Am Ende hatten die Kinder der Geschichte sehr still zugehört, vor unseren Augen entstanden dazu Bilder der Landschaft, in denen sich das Gehört wohl abgespielt haben mag. Sichtlich beeindruckt engagierten sich die Kinder dann in der anschließenden Gesprächszeit. Die Fragen der Kinder betrafen das Buch: Sind denn die Geschichten alle wahr, die da drin stehen? Gibt es den Jungen wirklich? Woher kennen Sie denn das alles so genau? Was bringen sie den Kindern mit, wenn Sie sie besuchen? Wasser?

Auch Regina Kehn wurde gefragt, ob sie schon in Swasiland war? Nein, kam die Antwort, die Bilder sind meine Interpretation dessen, was ich empfinde, wenn ich Kirsten Boies Geschichten lese. Ihre Fotos haben mir auch geholfen, aber sie sind nicht die Grundlage der Bilder.

Von dieser besonderen Werkstatt im Hamburger Kinderbuchhaus könnten wir alle noch viel mehr berichten. Es ist ein Glück, dass solche Lesungen möglich sind. Danke an Regina Kehn, die uns gezeigt hat, das illustrieren „erhellen“ meint. Danke vor allem Kirsten Boie, die sich schon lange Jahre in Swasiland für die MobiDiK Stiftung engagiert, die viel Elend selbst gesehen hat und die genau die richtigen Worte gefunden hat, um davon zu erzählen.

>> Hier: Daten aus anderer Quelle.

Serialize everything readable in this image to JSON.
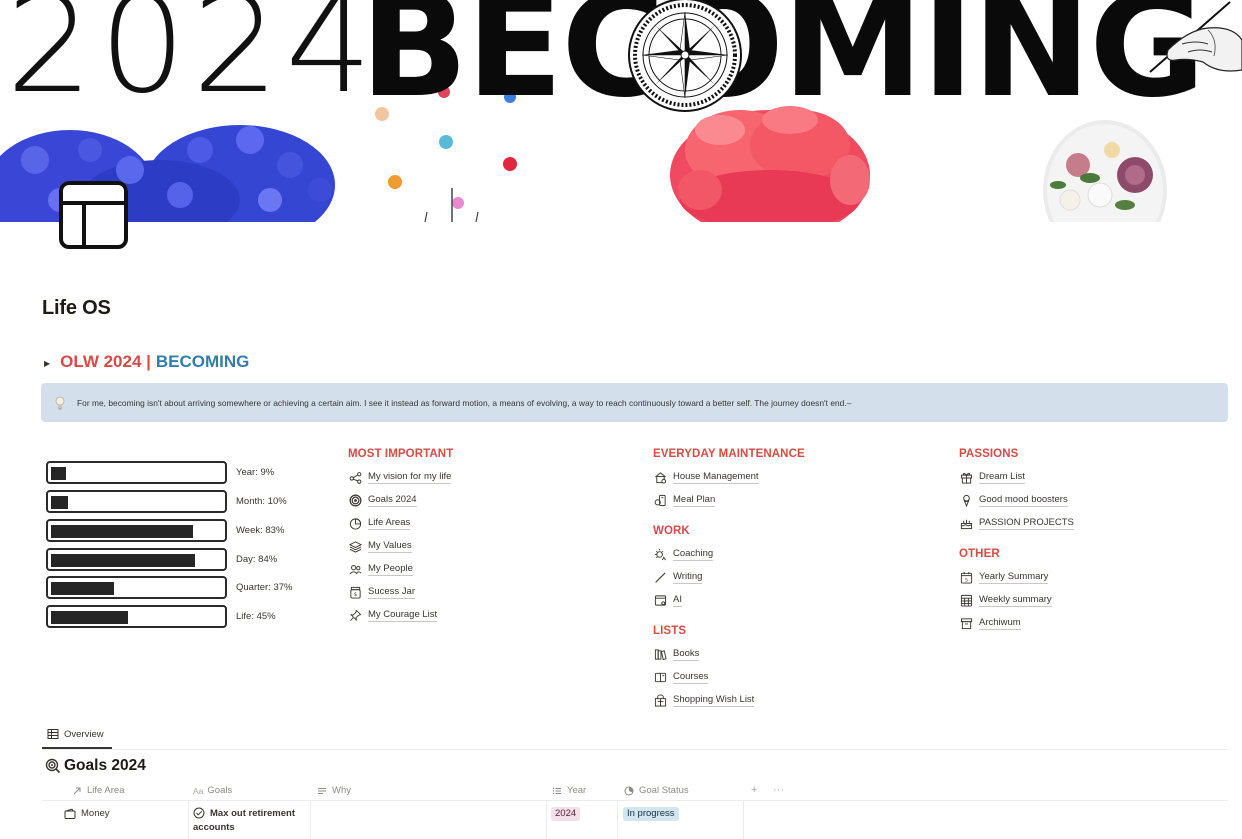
{
  "cover": {
    "year_text": "2024",
    "word_text": "BECOMING"
  },
  "page": {
    "title": "Life OS"
  },
  "olw_heading": {
    "part1": "OLW 2024 |",
    "part2": "BECOMING",
    "part1_color": "#d44c47",
    "part2_color": "#337ea9"
  },
  "callout": {
    "icon": "lightbulb-icon",
    "text": "For me, becoming isn't about arriving somewhere or achieving a certain aim. I see it instead as forward motion, a means of evolving, a way to reach continuously toward a better self. The journey doesn't end.–",
    "background": "#d3e0eb"
  },
  "progress": [
    {
      "label": "Year: 9%",
      "percent": 9
    },
    {
      "label": "Month: 10%",
      "percent": 10
    },
    {
      "label": "Week: 83%",
      "percent": 83
    },
    {
      "label": "Day: 84%",
      "percent": 84
    },
    {
      "label": "Quarter: 37%",
      "percent": 37
    },
    {
      "label": "Life: 45%",
      "percent": 45
    }
  ],
  "sections": {
    "most_important": {
      "heading": "MOST IMPORTANT",
      "items": [
        {
          "label": "My vision for my life",
          "icon": "share-nodes-icon"
        },
        {
          "label": "Goals 2024",
          "icon": "target-icon"
        },
        {
          "label": "Life Areas",
          "icon": "pie-chart-icon"
        },
        {
          "label": "My Values",
          "icon": "stack-icon"
        },
        {
          "label": "My People",
          "icon": "people-icon"
        },
        {
          "label": "Sucess Jar",
          "icon": "jar-icon"
        },
        {
          "label": "My Courage List",
          "icon": "pin-icon"
        }
      ]
    },
    "everyday": {
      "heading": "EVERYDAY MAINTENANCE",
      "items": [
        {
          "label": "House Management",
          "icon": "house-icon"
        },
        {
          "label": "Meal Plan",
          "icon": "meal-icon"
        }
      ]
    },
    "work": {
      "heading": "WORK",
      "items": [
        {
          "label": "Coaching",
          "icon": "sun-person-icon"
        },
        {
          "label": "Writing",
          "icon": "pen-icon"
        },
        {
          "label": "AI",
          "icon": "browser-icon"
        }
      ]
    },
    "lists": {
      "heading": "LISTS",
      "items": [
        {
          "label": "Books",
          "icon": "books-icon"
        },
        {
          "label": "Courses",
          "icon": "open-book-icon"
        },
        {
          "label": "Shopping Wish List",
          "icon": "shopping-icon"
        }
      ]
    },
    "passions": {
      "heading": "PASSIONS",
      "items": [
        {
          "label": "Dream List",
          "icon": "gift-icon"
        },
        {
          "label": "Good mood boosters",
          "icon": "ice-cream-icon"
        },
        {
          "label": "PASSION PROJECTS",
          "icon": "cake-icon"
        }
      ]
    },
    "other": {
      "heading": "OTHER",
      "items": [
        {
          "label": "Yearly Summary",
          "icon": "calendar-icon"
        },
        {
          "label": "Weekly summary",
          "icon": "calendar-grid-icon"
        },
        {
          "label": "Archiwum",
          "icon": "archive-icon"
        }
      ]
    }
  },
  "database": {
    "view_tab": "Overview",
    "title": "Goals 2024",
    "columns": {
      "life_area": "Life Area",
      "goals": "Goals",
      "why": "Why",
      "year": "Year",
      "status": "Goal Status",
      "add": "+",
      "more": "···"
    },
    "rows": [
      {
        "life_area": "Money",
        "goal_line1": "Max out retirement",
        "goal_line2": "accounts",
        "why": "",
        "year": "2024",
        "year_color": "#f5e0e9",
        "status": "In progress",
        "status_color": "#d3e5ef"
      }
    ]
  }
}
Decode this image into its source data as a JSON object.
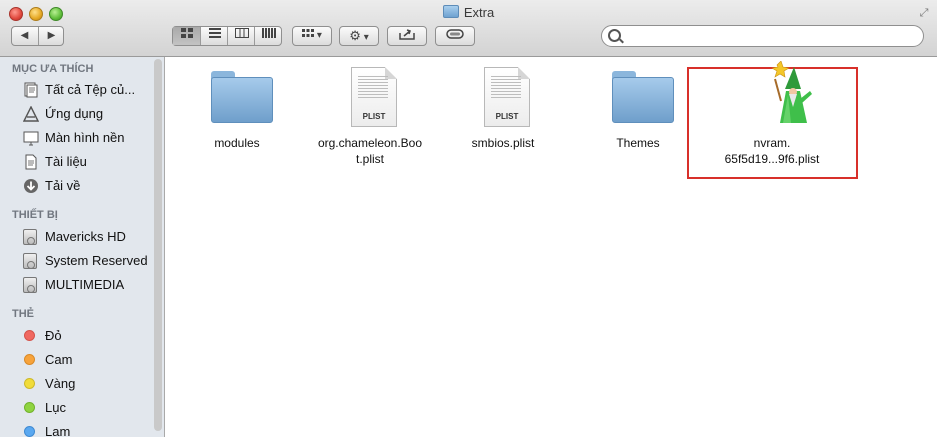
{
  "window": {
    "title": "Extra"
  },
  "toolbar": {
    "back_symbol": "◀",
    "forward_symbol": "▶",
    "views": [
      "icon-view",
      "list-view",
      "column-view",
      "coverflow-view"
    ],
    "arrange_label": "▾",
    "action_label": "▾",
    "search": {
      "value": "",
      "placeholder": ""
    }
  },
  "sidebar": {
    "sections": [
      {
        "title": "MỤC ƯA THÍCH",
        "items": [
          {
            "label": "Tất cả Tệp củ...",
            "icon": "all-files-icon"
          },
          {
            "label": "Ứng dụng",
            "icon": "applications-icon"
          },
          {
            "label": "Màn hình nền",
            "icon": "desktop-icon"
          },
          {
            "label": "Tài liệu",
            "icon": "documents-icon"
          },
          {
            "label": "Tải về",
            "icon": "downloads-icon"
          }
        ]
      },
      {
        "title": "THIẾT BỊ",
        "items": [
          {
            "label": "Mavericks HD",
            "icon": "drive-icon"
          },
          {
            "label": "System Reserved",
            "icon": "drive-icon"
          },
          {
            "label": "MULTIMEDIA",
            "icon": "drive-icon"
          }
        ]
      },
      {
        "title": "THẺ",
        "items": [
          {
            "label": "Đỏ",
            "color": "#f06860"
          },
          {
            "label": "Cam",
            "color": "#f7a33b"
          },
          {
            "label": "Vàng",
            "color": "#f1dc3a"
          },
          {
            "label": "Lục",
            "color": "#8fd440"
          },
          {
            "label": "Lam",
            "color": "#5aa8f0"
          }
        ]
      }
    ]
  },
  "files": [
    {
      "name": "modules",
      "kind": "folder"
    },
    {
      "name": "org.chameleon.Boo t.plist",
      "line1": "org.chameleon.Boo",
      "line2": "t.plist",
      "kind": "plist",
      "badge": "PLIST"
    },
    {
      "name": "smbios.plist",
      "kind": "plist",
      "badge": "PLIST"
    },
    {
      "name": "Themes",
      "kind": "folder"
    },
    {
      "name": "nvram. 65f5d19...9f6.plist",
      "line1": "nvram.",
      "line2": "65f5d19...9f6.plist",
      "kind": "wizard",
      "selected": true
    }
  ],
  "colors": {
    "highlight": "#d8302a",
    "sidebar_bg": "#e2e7ed"
  }
}
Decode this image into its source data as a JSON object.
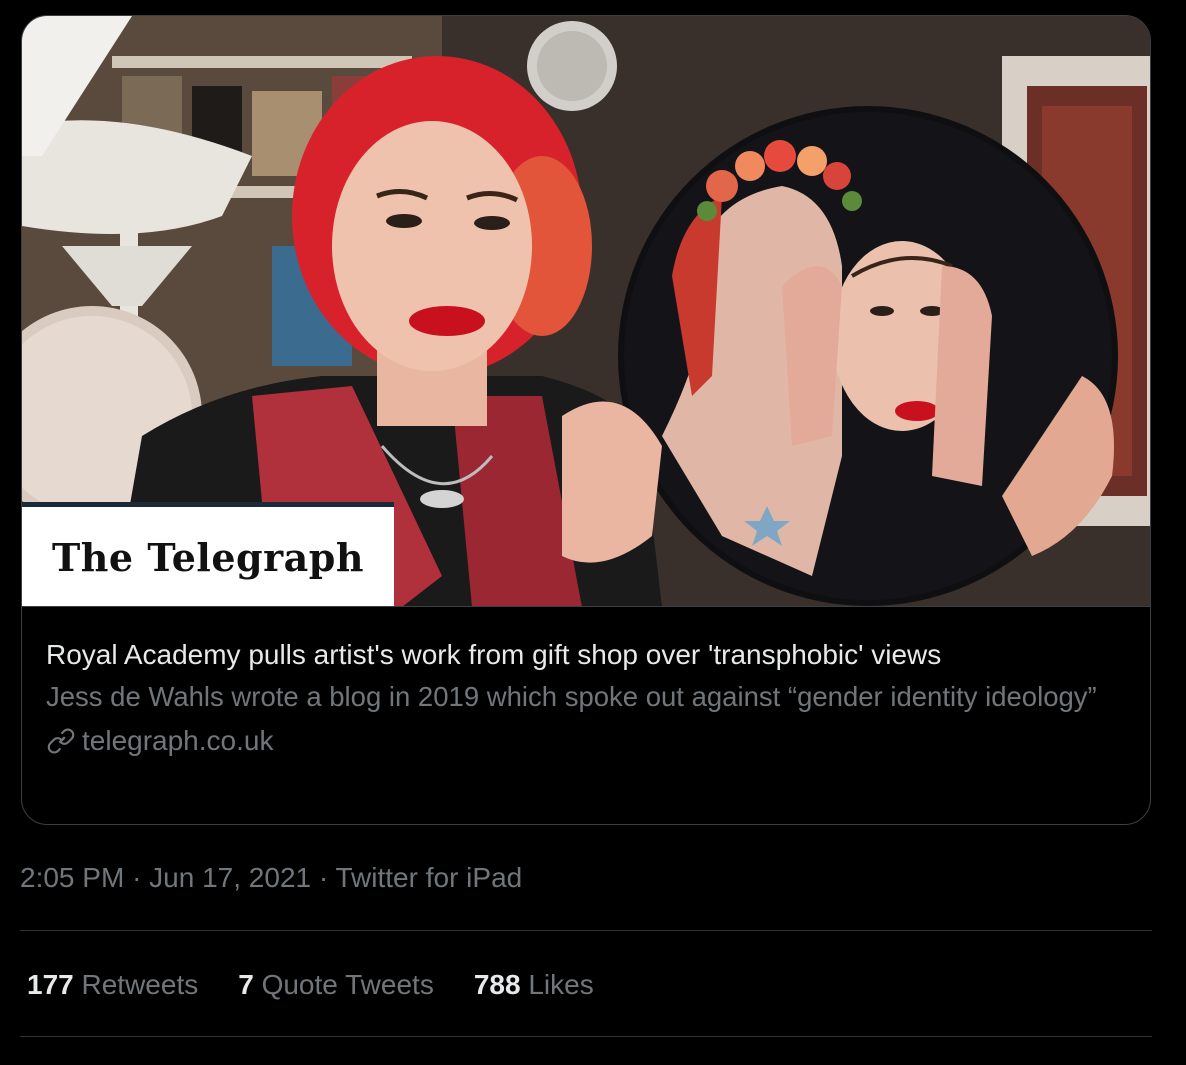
{
  "card": {
    "image": {
      "alt_logo_text": "The Telegraph"
    },
    "title": "Royal Academy pulls artist's work from gift shop over 'transphobic' views",
    "description": "Jess de Wahls wrote a blog in 2019 which spoke out against “gender identity ideology”",
    "domain": "telegraph.co.uk",
    "link_icon": "link-icon"
  },
  "meta": {
    "time": "2:05 PM",
    "separator": "·",
    "date": "Jun 17, 2021",
    "source": "Twitter for iPad"
  },
  "stats": {
    "retweets_count": "177",
    "retweets_label": "Retweets",
    "quotes_count": "7",
    "quotes_label": "Quote Tweets",
    "likes_count": "788",
    "likes_label": "Likes"
  },
  "colors": {
    "background": "#000000",
    "primary_text": "#e7e9ea",
    "secondary_text": "#71767b",
    "border": "#2f3336",
    "accent_hair": "#d8222b",
    "accent_lips": "#c8101e"
  }
}
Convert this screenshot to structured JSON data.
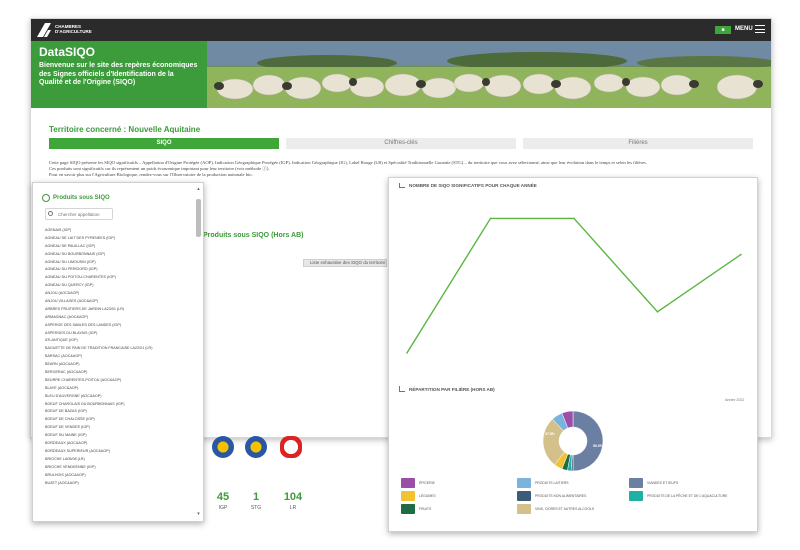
{
  "header": {
    "logo_text": "CHAMBRES D'AGRICULTURE",
    "menu_label": "MENU",
    "badge_label": "■"
  },
  "hero": {
    "title": "DataSIQO",
    "subtitle": "Bienvenue sur le site des repères économiques des Signes officiels d'Identification de la Qualité et de l'Origine (SIQO)"
  },
  "territoire": "Territoire concerné : Nouvelle Aquitaine",
  "tabs": [
    {
      "label": "SIQO",
      "active": true
    },
    {
      "label": "Chiffres-clés",
      "active": false
    },
    {
      "label": "Filières",
      "active": false
    }
  ],
  "intro": {
    "line1": "Cette page SIQO présente les SIQO significatifs – Appellation d'Origine Protégée (AOP), Indication Géographique Protégée (IGP), Indication Géographique (IG), Label Rouge (LR) et Spécialité Traditionnelle Garantie (STG) – du territoire que vous avez sélectionné, ainsi que leur évolution dans le temps et selon les filières.",
    "line2": "Ces produits sont significatifs car ils représentent un poids économique important pour leur territoire (voir méthode ⓘ).",
    "line3": "Pour en savoir plus sur l'Agriculture Biologique, rendez-vous sur l'Observatoire de la production nationale bio."
  },
  "hors_ab_title": "Produits sous SIQO (Hors AB)",
  "liste_button": "Liste exhaustive des SIQO du territoire",
  "counts": [
    {
      "value": "45",
      "label": "IGP"
    },
    {
      "value": "1",
      "label": "STG"
    },
    {
      "value": "104",
      "label": "LR"
    }
  ],
  "list_panel": {
    "title": "Produits sous SIQO",
    "search_placeholder": "Chercher appellation",
    "items": [
      "AGENAIS (IGP)",
      "AGNEAU DE LAIT DES PYRENEES (IGP)",
      "AGNEAU DE PAUILLAC (IGP)",
      "AGNEAU DU BOURBONNAIS (IGP)",
      "AGNEAU DU LIMOUSIN (IGP)",
      "AGNEAU DU PERIGORD (IGP)",
      "AGNEAU DU POITOU-CHARENTES (IGP)",
      "AGNEAU DU QUERCY (IGP)",
      "ANJOU (AOC&AOP)",
      "ANJOU VILLAGES (AOC&AOP)",
      "ARBRES FRUITIERS DE JARDIN LA23/01 (LR)",
      "ARMAGNAC (AOC&AOP)",
      "ASPERGE DES SABLES DES LANDES (IGP)",
      "ASPERGES DU BLAYAIS (IGP)",
      "ATLANTIQUE (IGP)",
      "BAGUETTE DE PAIN DE TRADITION FRANCAISE LA22/01 (LR)",
      "BARSAC (AOC&AOP)",
      "BEARN (AOC&AOP)",
      "BERGERAC (AOC&AOP)",
      "BEURRE CHARENTES-POITOU (AOC&AOP)",
      "BLAYE (AOC&AOP)",
      "BLEU D'AUVERGNE (AOC&AOP)",
      "BOEUF CHAROLAIS DU BOURBONNAIS (IGP)",
      "BOEUF DE BAZAS (IGP)",
      "BOEUF DE CHALOSSE (IGP)",
      "BOEUF DE VENDEE (IGP)",
      "BOEUF DU MAINE (IGP)",
      "BORDEAUX (AOC&AOP)",
      "BORDEAUX SUPERIEUR (AOC&AOP)",
      "BRIOCHE LA05/08 (LR)",
      "BRIOCHE VENDEENNE (IGP)",
      "BRULHOIS (AOC&AOP)",
      "BUZET (AOC&AOP)"
    ]
  },
  "chart_panel": {
    "title": "NOMBRE DE SIQO SIGNIFICATIFS POUR CHAQUE ANNÉE",
    "donut_title": "RÉPARTITION PAR FILIÈRE (HORS AB)",
    "donut_date": "Année 2022"
  },
  "chart_data": [
    {
      "type": "line",
      "title": "NOMBRE DE SIQO SIGNIFICATIFS POUR CHAQUE ANNÉE",
      "series": [
        {
          "values": [
            108,
            190,
            190,
            133,
            168
          ],
          "color": "#5cb543"
        }
      ],
      "ylim": [
        100,
        200
      ],
      "grid": false
    },
    {
      "type": "pie",
      "title": "RÉPARTITION PAR FILIÈRE (HORS AB)",
      "slices": [
        {
          "label": "VIANDES ET ŒUFS",
          "value": 50.0,
          "color": "#6b7fa3"
        },
        {
          "label": "PRODUITS NON ALIMENTAIRES",
          "value": 1.0,
          "color": "#3c5b79"
        },
        {
          "label": "PRODUITS DE LA PÊCHE ET DE L'AQUACULTURE",
          "value": 2.0,
          "color": "#1fb0a3"
        },
        {
          "label": "FRUITS",
          "value": 3.0,
          "color": "#1e6b46"
        },
        {
          "label": "LÉGUMES",
          "value": 4.5,
          "color": "#f2c230"
        },
        {
          "label": "VINS, CIDRES ET AUTRES ALCOOLS",
          "value": 27.5,
          "color": "#d4c08a"
        },
        {
          "label": "PRODUITS LAITIERS",
          "value": 6.0,
          "color": "#7bb3dd"
        },
        {
          "label": "ÉPICERIE",
          "value": 6.0,
          "color": "#9b4fa8"
        }
      ],
      "data_labels": [
        "50.0%",
        "27.5%"
      ]
    }
  ]
}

http://www.mobidik-swasiland.org

P.s.: Das Buch „Es gibt Dinge, die kann man nicht erzählen“ erhielt u.a. den Jahres-LUCHS der ZEIT und Radio Bremen. Im Hamburger Kinderbuchhaus sind noch bis Ende April sämtliche LUCHSE seit der Stiftung dieses Literaturpreises im Jahr 1986 und dazu ausgewählte Illustrationen zu sehen.